It has long been recognized that unburned hydrocarbons, such as those released into the atmosphere during the conventional storage and distribution of gasoline, are harmful to the environment.
Attempts have been made to contain, collect, and recover vapors escaping from fluid distribution systems.
Given that gasoline, for example, is often stored in tanks underground and is distributed from underground pipes, known vapor recovery systems have experienced the drawbacks of recovered vapors liquefying and causing blockages in such known vapor recovery systems.

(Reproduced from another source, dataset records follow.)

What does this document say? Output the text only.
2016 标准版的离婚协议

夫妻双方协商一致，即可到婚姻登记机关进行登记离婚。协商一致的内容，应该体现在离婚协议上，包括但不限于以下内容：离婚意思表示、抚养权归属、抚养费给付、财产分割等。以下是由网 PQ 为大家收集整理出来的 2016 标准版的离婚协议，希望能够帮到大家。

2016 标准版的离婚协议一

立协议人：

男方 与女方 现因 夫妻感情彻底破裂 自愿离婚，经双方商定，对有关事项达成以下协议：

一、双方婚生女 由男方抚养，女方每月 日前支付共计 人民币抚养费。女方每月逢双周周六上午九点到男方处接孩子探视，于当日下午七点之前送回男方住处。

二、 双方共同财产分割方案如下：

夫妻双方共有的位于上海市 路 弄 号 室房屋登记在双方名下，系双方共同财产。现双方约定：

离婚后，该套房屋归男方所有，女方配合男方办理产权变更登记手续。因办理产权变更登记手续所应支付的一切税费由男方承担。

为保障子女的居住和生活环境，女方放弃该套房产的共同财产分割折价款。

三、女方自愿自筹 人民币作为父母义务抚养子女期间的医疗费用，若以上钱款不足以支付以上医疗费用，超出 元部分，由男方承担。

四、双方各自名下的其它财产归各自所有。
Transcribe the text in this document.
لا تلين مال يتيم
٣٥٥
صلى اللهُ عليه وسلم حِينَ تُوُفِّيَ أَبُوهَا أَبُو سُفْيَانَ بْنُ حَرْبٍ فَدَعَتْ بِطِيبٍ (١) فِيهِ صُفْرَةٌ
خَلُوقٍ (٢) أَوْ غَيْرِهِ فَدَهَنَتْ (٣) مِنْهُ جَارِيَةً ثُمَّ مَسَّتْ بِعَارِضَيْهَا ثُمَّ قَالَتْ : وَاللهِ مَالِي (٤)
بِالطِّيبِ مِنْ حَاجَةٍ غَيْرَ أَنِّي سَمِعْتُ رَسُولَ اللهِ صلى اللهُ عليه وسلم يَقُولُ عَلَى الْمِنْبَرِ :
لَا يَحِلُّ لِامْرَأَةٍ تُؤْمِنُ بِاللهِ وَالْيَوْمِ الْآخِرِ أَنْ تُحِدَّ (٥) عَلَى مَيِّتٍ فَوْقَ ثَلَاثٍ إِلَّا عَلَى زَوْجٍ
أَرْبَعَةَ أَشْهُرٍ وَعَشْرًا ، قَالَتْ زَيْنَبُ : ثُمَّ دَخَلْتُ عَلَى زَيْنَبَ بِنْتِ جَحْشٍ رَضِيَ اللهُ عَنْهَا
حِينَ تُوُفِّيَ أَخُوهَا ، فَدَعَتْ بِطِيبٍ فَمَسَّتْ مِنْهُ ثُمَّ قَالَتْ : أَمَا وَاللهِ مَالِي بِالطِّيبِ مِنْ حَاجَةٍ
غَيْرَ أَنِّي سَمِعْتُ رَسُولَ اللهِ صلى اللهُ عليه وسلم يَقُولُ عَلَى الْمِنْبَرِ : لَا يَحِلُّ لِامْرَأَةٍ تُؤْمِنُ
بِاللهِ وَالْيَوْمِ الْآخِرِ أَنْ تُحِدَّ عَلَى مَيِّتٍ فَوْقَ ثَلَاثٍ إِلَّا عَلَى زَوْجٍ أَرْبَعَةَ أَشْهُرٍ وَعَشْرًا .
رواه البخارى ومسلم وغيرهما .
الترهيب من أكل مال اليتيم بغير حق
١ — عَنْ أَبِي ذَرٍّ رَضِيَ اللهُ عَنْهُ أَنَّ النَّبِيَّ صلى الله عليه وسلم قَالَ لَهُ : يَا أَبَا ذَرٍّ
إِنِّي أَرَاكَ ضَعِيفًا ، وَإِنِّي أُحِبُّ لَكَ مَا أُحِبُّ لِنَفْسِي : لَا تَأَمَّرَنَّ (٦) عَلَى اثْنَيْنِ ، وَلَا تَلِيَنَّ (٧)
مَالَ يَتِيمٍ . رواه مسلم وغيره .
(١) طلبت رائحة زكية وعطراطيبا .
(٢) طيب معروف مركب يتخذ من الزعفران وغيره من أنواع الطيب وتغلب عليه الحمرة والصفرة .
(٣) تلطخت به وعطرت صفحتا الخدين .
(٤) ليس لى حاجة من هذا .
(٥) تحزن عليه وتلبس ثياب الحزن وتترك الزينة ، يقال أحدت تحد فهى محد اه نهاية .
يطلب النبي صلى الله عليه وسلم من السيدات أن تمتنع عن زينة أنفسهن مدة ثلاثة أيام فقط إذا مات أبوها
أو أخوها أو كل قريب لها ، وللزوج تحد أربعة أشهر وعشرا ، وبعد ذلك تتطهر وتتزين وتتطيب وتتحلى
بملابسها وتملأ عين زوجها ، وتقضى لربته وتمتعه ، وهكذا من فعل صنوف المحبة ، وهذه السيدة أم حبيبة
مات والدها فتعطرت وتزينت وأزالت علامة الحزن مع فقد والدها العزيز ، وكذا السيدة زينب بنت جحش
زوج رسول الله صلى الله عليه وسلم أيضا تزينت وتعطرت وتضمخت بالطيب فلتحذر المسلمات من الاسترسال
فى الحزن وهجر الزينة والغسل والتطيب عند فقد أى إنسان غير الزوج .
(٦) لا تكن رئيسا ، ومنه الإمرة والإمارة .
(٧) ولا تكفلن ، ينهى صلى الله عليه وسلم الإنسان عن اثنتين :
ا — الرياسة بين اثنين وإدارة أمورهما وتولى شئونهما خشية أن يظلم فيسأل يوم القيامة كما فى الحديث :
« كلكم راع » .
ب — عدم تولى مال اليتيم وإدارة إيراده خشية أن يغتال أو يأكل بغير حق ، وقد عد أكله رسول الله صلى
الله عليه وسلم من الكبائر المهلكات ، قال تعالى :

Liquefaction of recovered vapor typically occurs because the ambient temperature of the part of the vapor recovery system placed underground is often lower than the ambient temperature of the above ground parts of the vapor recovery system, especially in the summertime. Such liquid blockages not only prevent known vapor recovery systems from operating correctly, but can lead to underground fluid leaks which harm the environment.
Conventional systems are also difficult and expensive to install owing to the precise layout of the vapor recovery system required. Changes in elevation of vapor recovery systems can lead to undesirable formation of liquid blockages in the system.
Increasingly, local and federal regulations are requiring vapor recovery systems which are able to recover a greater percentage of vapors to prevent their escaping into the environment.
Accordingly, there is a need for a vapor recovery system which overcomes these and other drawbacks.